Curious though – the article mentions that the issue of third most concern is who will pay for it, and that people like to see people they don’t like pay for it. Does the equation change in the case where a policy would save money? For instance, cannabis law reform would save New Zealand $400,000,000 a year (according to Treasury figures) – how do people feel about who “pays” for this?
It seems to me that the percentages would change considerably if the policy under consideration saved the country money across the board.
I appreciate the genuine effort your party is making to communicate democratically with the voters. The literature you are producing shows that the values of party members are successfully informing the party rhetoric – which is in stark contrast to the Establishment parties.

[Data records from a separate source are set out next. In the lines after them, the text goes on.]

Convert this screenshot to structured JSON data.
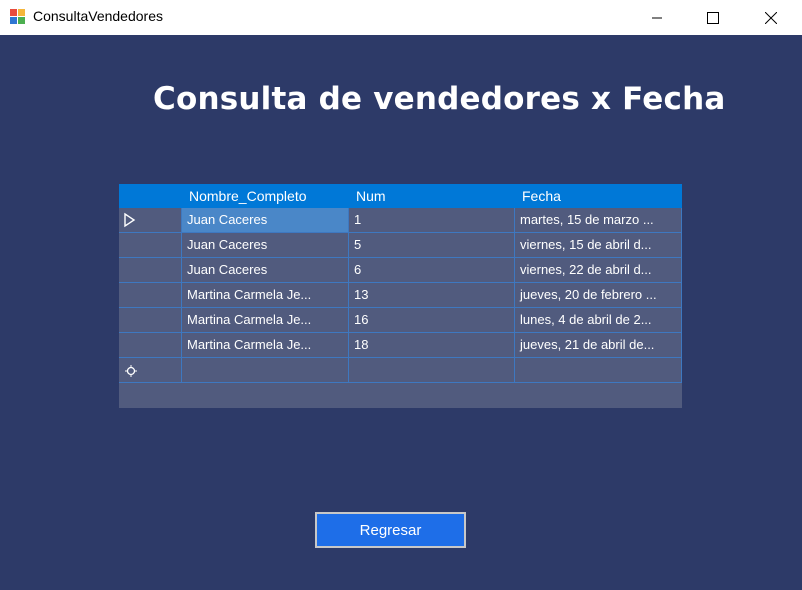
{
  "window": {
    "title": "ConsultaVendedores",
    "controls": {
      "minimize": "minimize-icon",
      "maximize": "maximize-icon",
      "close": "close-icon"
    }
  },
  "heading": "Consulta de vendedores x Fecha",
  "grid": {
    "columns": [
      "Nombre_Completo",
      "Num",
      "Fecha"
    ],
    "rows": [
      {
        "nombre": "Juan Caceres",
        "num": "1",
        "fecha": "martes, 15 de marzo ...",
        "current": true
      },
      {
        "nombre": "Juan Caceres",
        "num": "5",
        "fecha": "viernes, 15 de abril d..."
      },
      {
        "nombre": "Juan Caceres",
        "num": "6",
        "fecha": "viernes, 22 de abril d..."
      },
      {
        "nombre": "Martina Carmela Je...",
        "num": "13",
        "fecha": "jueves, 20 de febrero ..."
      },
      {
        "nombre": "Martina Carmela Je...",
        "num": "16",
        "fecha": "lunes, 4 de abril de 2..."
      },
      {
        "nombre": "Martina Carmela Je...",
        "num": "18",
        "fecha": "jueves, 21 de abril de..."
      }
    ],
    "new_row_icon": "new-row-icon",
    "current_row_icon": "current-row-arrow-icon"
  },
  "button": {
    "label": "Regresar"
  },
  "colors": {
    "background": "#2d3a68",
    "grid_header": "#0078d7",
    "grid_cell": "#515b7e",
    "selected_cell": "#4a87c8",
    "button": "#1e6ee8"
  }
}
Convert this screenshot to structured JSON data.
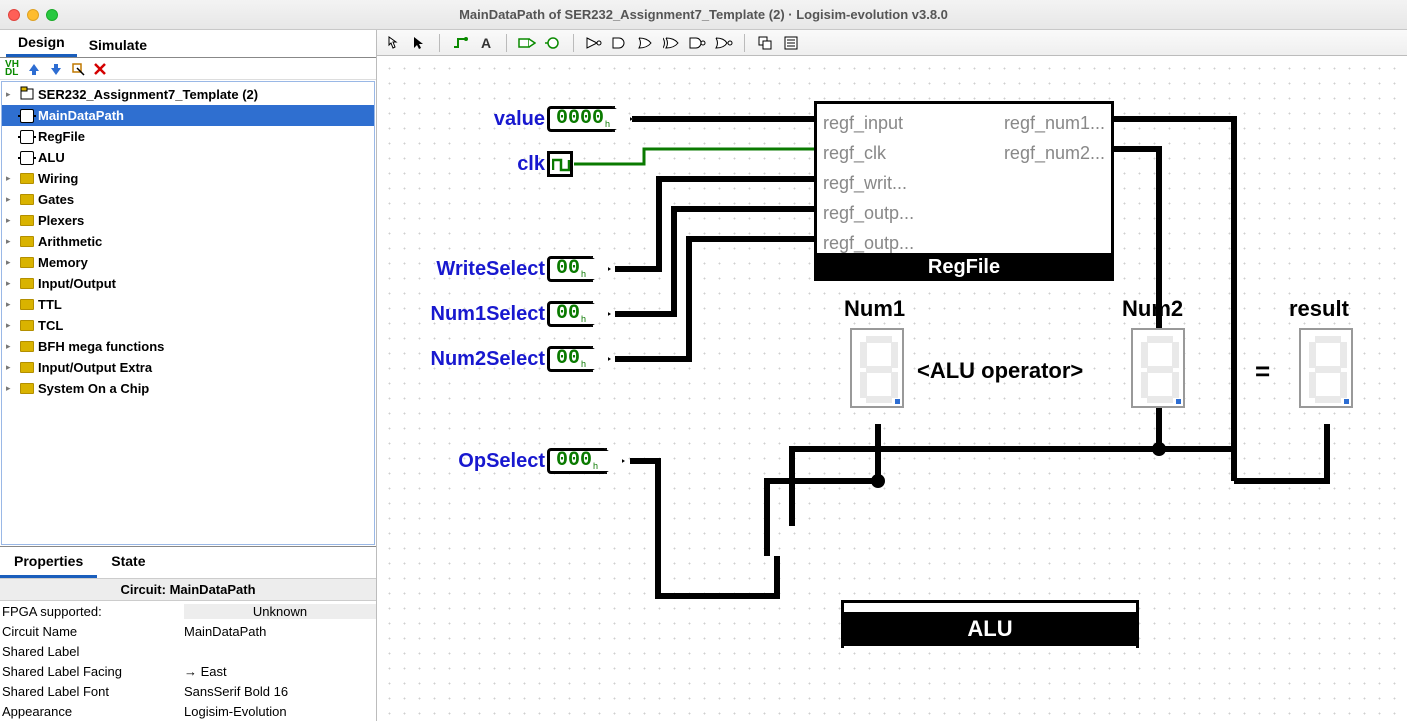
{
  "window": {
    "title": "MainDataPath of SER232_Assignment7_Template (2) · Logisim-evolution v3.8.0"
  },
  "tabs": {
    "design": "Design",
    "simulate": "Simulate"
  },
  "explorer": {
    "project": "SER232_Assignment7_Template (2)",
    "circuits": [
      "MainDataPath",
      "RegFile",
      "ALU"
    ],
    "libs": [
      "Wiring",
      "Gates",
      "Plexers",
      "Arithmetic",
      "Memory",
      "Input/Output",
      "TTL",
      "TCL",
      "BFH mega functions",
      "Input/Output Extra",
      "System On a Chip"
    ]
  },
  "proptabs": {
    "properties": "Properties",
    "state": "State"
  },
  "propheader": "Circuit: MainDataPath",
  "props": [
    {
      "k": "FPGA supported:",
      "v": "Unknown",
      "shade": true
    },
    {
      "k": "Circuit Name",
      "v": "MainDataPath"
    },
    {
      "k": "Shared Label",
      "v": ""
    },
    {
      "k": "Shared Label Facing",
      "v": "→ East"
    },
    {
      "k": "Shared Label Font",
      "v": "SansSerif Bold 16"
    },
    {
      "k": "Appearance",
      "v": "Logisim-Evolution"
    }
  ],
  "toolbar": {
    "poke": "poke",
    "select": "select",
    "wire": "wire",
    "text": "A",
    "inpin": "in",
    "outpin": "out",
    "not": "not",
    "and": "and",
    "or": "or",
    "xor": "xor",
    "nand": "nand",
    "nor": "nor",
    "dup": "dup",
    "menu": "menu"
  },
  "pins": {
    "value": {
      "label": "value",
      "val": "0000",
      "sub": "h"
    },
    "clk": {
      "label": "clk"
    },
    "writeSelect": {
      "label": "WriteSelect",
      "val": "00",
      "sub": "h"
    },
    "num1Select": {
      "label": "Num1Select",
      "val": "00",
      "sub": "h"
    },
    "num2Select": {
      "label": "Num2Select",
      "val": "00",
      "sub": "h"
    },
    "opSelect": {
      "label": "OpSelect",
      "val": "000",
      "sub": "h"
    }
  },
  "regfile": {
    "left": [
      "regf_input",
      "regf_clk",
      "regf_writ...",
      "regf_outp...",
      "regf_outp..."
    ],
    "right": [
      "regf_num1...",
      "regf_num2..."
    ],
    "name": "RegFile"
  },
  "displays": {
    "num1": "Num1",
    "num2": "Num2",
    "result": "result",
    "between": "<ALU operator>",
    "eq": "="
  },
  "alu": {
    "name": "ALU"
  }
}
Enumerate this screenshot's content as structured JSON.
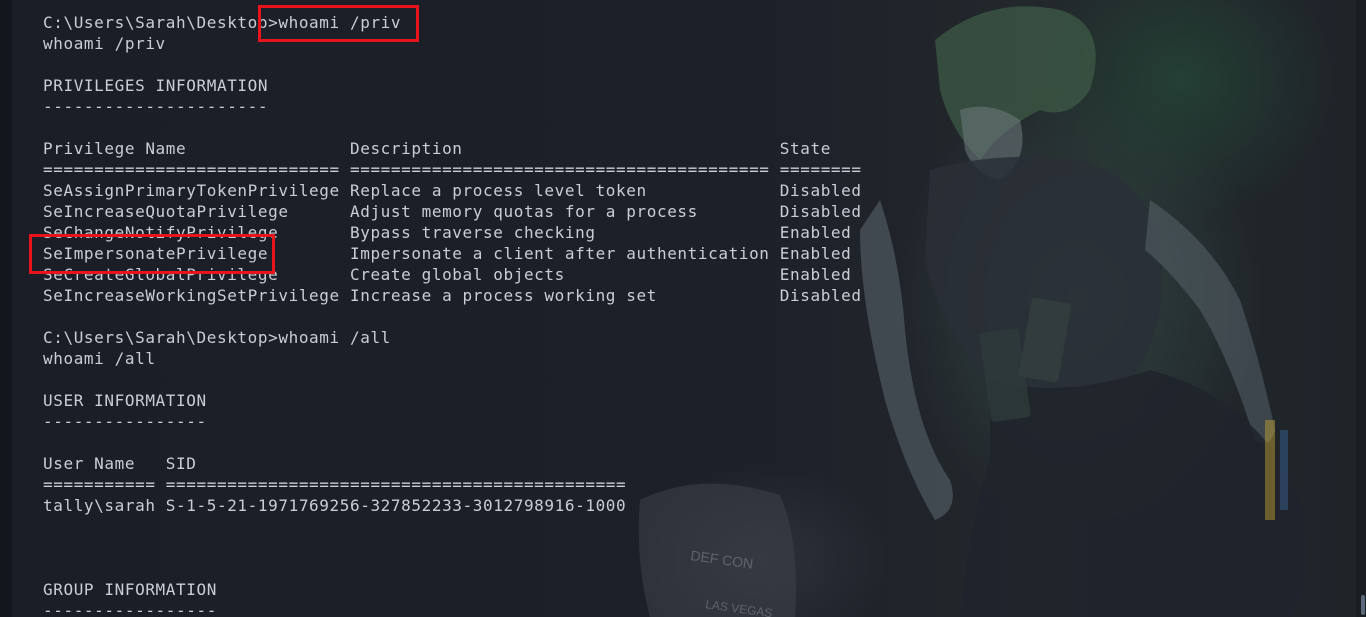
{
  "colors": {
    "text": "#c9ced6",
    "background": "#1a1d26",
    "highlight": "#e8141b"
  },
  "terminal": {
    "lines": [
      "C:\\Users\\Sarah\\Desktop>whoami /priv",
      "whoami /priv",
      "",
      "PRIVILEGES INFORMATION",
      "----------------------",
      "",
      "Privilege Name                Description                               State",
      "============================= ========================================= ========",
      "SeAssignPrimaryTokenPrivilege Replace a process level token             Disabled",
      "SeIncreaseQuotaPrivilege      Adjust memory quotas for a process        Disabled",
      "SeChangeNotifyPrivilege       Bypass traverse checking                  Enabled",
      "SeImpersonatePrivilege        Impersonate a client after authentication Enabled",
      "SeCreateGlobalPrivilege       Create global objects                     Enabled",
      "SeIncreaseWorkingSetPrivilege Increase a process working set            Disabled",
      "",
      "C:\\Users\\Sarah\\Desktop>whoami /all",
      "whoami /all",
      "",
      "USER INFORMATION",
      "----------------",
      "",
      "User Name   SID",
      "=========== =============================================",
      "tally\\sarah S-1-5-21-1971769256-327852233-3012798916-1000",
      "",
      "",
      "",
      "GROUP INFORMATION",
      "-----------------"
    ]
  },
  "background_art": {
    "labels": [
      "DEF CON",
      "LAS VEGAS"
    ]
  }
}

Unfortunately there’s no way to identify votes that are cast for the wrong reasons, and eliminate these.
I kind of like the idea of the Swiss-style referenda. Presenting specific questions and alternative solutions (independent of a particular person or party, if possible) to voters might turn their attention more to the topic, and away from people or parties. Combined with a fast, efficient and secure online voting system we could get decisions on current issues and proposals in days or weeks, and keep the public engaged and provide them with the feeling that they’ve been heard. I know that I would like it much more to be able to have my say on various topics and individual policies, rather than having to buy a whole package every three years by ticking a box for a person, and another one for a party.
Still, that doesn’t address that so many voters will only vote for what appears to be in their self-interest.
The poll picks the primary decider, not how dominant it is. So some-one who’ll vote for “tax cuts for me” may have always voted National and even if there are no tax cuts this election time they’ll probably still vote National even if TOP is offering an 8% tax cut. Because TOP is going to bring in new taxes. New taxes – ooo, evil, evil people.
How to change all this? Dunno. There is no single answer (which is the politicians’ default setting). Compulsory voting, a tax credit only given to those that vote, term limits, change the voting threshold, Swiss style referenda as Janet mentioned, let 16 year old’s vote, cut the vote off at 70 years, etc. One, some, all?
We need a more democratic system like the Swiss who 3 or 4 times every year hold public binding referendums covering two or three topics at a time. This engages the public more. It stimulates discussion and debate.
Our democracy is stymied. The newspapers, the first step in creating a discussion or a debate, are printing more and more opinionated pieces rather than unbiased reported articles or investigative articles. These opinionated articles are usually not offering the facility to immediately “comment” these days, and have you noticed they are printing less “comments,” especially The NZ Herald.
People need to be prodded, encouraged, motivated to think a bit about where this country is going and there needs to be an immediate easy way to flick thoughts and ideas about. A huge unbiased online public forum!
People are working long and hard in this country and many do not have the time or energy left to think too much let alone research or write to The Editors!
In response to Aleixi’s calling the 5% threshold undemocratic, isn’t that exactly the point of having a threshold by preventing the tail wagging the dog due to MMP. if we didn’t have that threshold wouldn’t that also be undemocratic by holding the majority to ransom by radical minority demands?
As long as the established parties campaign to the largest demographic of voters, baby boomers, the status quo remains in force
The misfortune for society is that concepts such as ‘justice’ and ‘wellbeing’ get judged in dollar terms. Society has eroded the value of such thoughts.